Shiloh didn’t expect to hear from Cary that night.
But he texted her a couple hours after he left. She was still awake.
“I’m sorry.”
“you didn’t do anything”
“That doesn’t matter to your daughter.”
“i’ll worry about my daughter,”Shiloh sent, frowning.
“Sorry. I’m sorry.”
Shiloh sat up to type with both thumbs. She took the time to capitalize and punctuate.“I’m not happy it went the way it did—but there’s no good way to be a divorced mom. Or a kid with divorced parents. This sort of thing happens.”
She sat waiting for Cary to text back.
Finally he sent:
“It didn’t have to happen tonight. I feel like I broke something for you and her, for nothing, on my way out of town.”
The“for nothing”snagged in Shiloh’s chest.“This really isn’t yours to worry about,”she texted.
Cary didn’t reply.
Shiloh lay back down, still holding on to the phone. She was exhausted. She hadn’t washed her face. Her eyeliner felt tacky.
Her phone beeped. The text was so long, it got sent in two parts:
“I was so angry with you after the wedding for saying you were giving me an out. But what you were really saying was that the stakes were too high for me”
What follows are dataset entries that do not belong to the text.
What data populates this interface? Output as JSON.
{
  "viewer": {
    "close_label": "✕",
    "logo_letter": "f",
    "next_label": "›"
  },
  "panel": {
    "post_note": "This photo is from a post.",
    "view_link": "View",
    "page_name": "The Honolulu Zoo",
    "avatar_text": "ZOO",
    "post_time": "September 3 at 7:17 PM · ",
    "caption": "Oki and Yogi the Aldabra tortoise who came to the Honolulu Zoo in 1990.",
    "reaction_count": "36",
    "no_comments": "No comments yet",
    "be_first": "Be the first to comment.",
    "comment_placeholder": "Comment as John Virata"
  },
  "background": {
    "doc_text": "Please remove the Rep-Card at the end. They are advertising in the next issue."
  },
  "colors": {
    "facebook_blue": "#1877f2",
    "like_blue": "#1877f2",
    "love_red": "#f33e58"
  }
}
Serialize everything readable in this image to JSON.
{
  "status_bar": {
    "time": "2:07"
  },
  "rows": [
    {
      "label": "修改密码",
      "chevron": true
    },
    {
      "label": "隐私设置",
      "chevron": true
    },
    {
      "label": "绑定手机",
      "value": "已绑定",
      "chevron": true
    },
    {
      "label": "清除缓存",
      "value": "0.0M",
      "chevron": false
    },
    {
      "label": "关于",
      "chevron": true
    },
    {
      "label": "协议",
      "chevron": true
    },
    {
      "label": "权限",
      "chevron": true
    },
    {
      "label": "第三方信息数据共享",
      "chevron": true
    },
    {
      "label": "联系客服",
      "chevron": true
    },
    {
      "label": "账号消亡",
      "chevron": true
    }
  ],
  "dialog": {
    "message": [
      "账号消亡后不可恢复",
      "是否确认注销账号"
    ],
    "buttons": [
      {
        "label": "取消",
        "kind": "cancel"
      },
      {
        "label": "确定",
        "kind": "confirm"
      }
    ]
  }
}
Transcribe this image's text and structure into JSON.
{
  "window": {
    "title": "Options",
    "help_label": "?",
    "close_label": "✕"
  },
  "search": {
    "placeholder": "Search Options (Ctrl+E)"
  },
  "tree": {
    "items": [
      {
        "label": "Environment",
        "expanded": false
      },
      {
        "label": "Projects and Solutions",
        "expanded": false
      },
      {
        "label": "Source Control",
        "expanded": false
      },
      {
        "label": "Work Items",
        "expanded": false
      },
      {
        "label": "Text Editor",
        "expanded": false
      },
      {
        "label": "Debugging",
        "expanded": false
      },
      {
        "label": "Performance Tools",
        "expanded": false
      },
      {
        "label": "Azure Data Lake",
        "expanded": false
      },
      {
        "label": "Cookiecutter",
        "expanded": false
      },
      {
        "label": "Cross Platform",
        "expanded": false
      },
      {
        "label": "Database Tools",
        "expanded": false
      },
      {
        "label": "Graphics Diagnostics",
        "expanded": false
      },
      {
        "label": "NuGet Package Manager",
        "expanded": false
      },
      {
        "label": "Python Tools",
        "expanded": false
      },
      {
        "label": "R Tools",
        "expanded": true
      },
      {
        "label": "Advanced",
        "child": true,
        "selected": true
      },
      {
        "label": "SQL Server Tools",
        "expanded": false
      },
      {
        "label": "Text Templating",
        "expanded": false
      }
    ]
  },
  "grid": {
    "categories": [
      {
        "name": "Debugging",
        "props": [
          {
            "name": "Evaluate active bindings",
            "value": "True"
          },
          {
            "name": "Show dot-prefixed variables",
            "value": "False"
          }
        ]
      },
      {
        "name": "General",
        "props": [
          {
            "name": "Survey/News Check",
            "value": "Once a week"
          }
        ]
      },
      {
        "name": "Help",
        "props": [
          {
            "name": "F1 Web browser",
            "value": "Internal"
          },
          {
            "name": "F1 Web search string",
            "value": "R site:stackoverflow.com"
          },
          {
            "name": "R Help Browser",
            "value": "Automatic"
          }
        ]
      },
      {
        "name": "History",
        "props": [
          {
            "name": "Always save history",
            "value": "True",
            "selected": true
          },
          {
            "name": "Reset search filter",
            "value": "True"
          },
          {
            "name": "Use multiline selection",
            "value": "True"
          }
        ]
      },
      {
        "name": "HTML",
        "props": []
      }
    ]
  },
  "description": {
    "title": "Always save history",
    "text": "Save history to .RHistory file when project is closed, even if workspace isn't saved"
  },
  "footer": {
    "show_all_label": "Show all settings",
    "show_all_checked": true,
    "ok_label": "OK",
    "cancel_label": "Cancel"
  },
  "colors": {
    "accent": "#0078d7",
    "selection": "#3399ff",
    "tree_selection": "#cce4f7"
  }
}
“to even understand. And you were right.”
After a second, Cary sent:
“I don’t want to be the guy who makes your kids feel that way.”
Forty-Three
before
It was hard to sleep with someone else in her bed. Was she just supposed to close her eyes and turn off? With someone else right there? With Cary right there?
The bed in Shiloh’s dorm room was a twin. Cary was lying with his back against the wall. The only way for her to stay off the edge was to lie right next to him, with her head next to his on the pillow.
His eyes were closed... Shiloh couldn’t tell whether he was asleep. Cary had so many moles on his face, it was impossible to keep track of them all. If he’d only had one or two, they’d stand out. But instead they registered as a field. He had one hidden in his eyebrow. Shiloh touched it. Cary’s eyelid twitched. His eyebrows didn’t have much shape, and they sort of faded out at the ends. Not like Shiloh’s at all.
She touched his other eyebrow. His whole face twitched. “Go to sleep,” he said.
“I can’t,” she whispered.
“Why not?”
“Because of you.” She kissed his cheek.
Cary didn’t react.
There was a bumpy mole on the side of his nose. She touched it. There was a scar on his cheek. It looked like he’d had a couple stitches. Shiloh kissed it. She touched the pitted line of it with her tongue, so she could feel it better.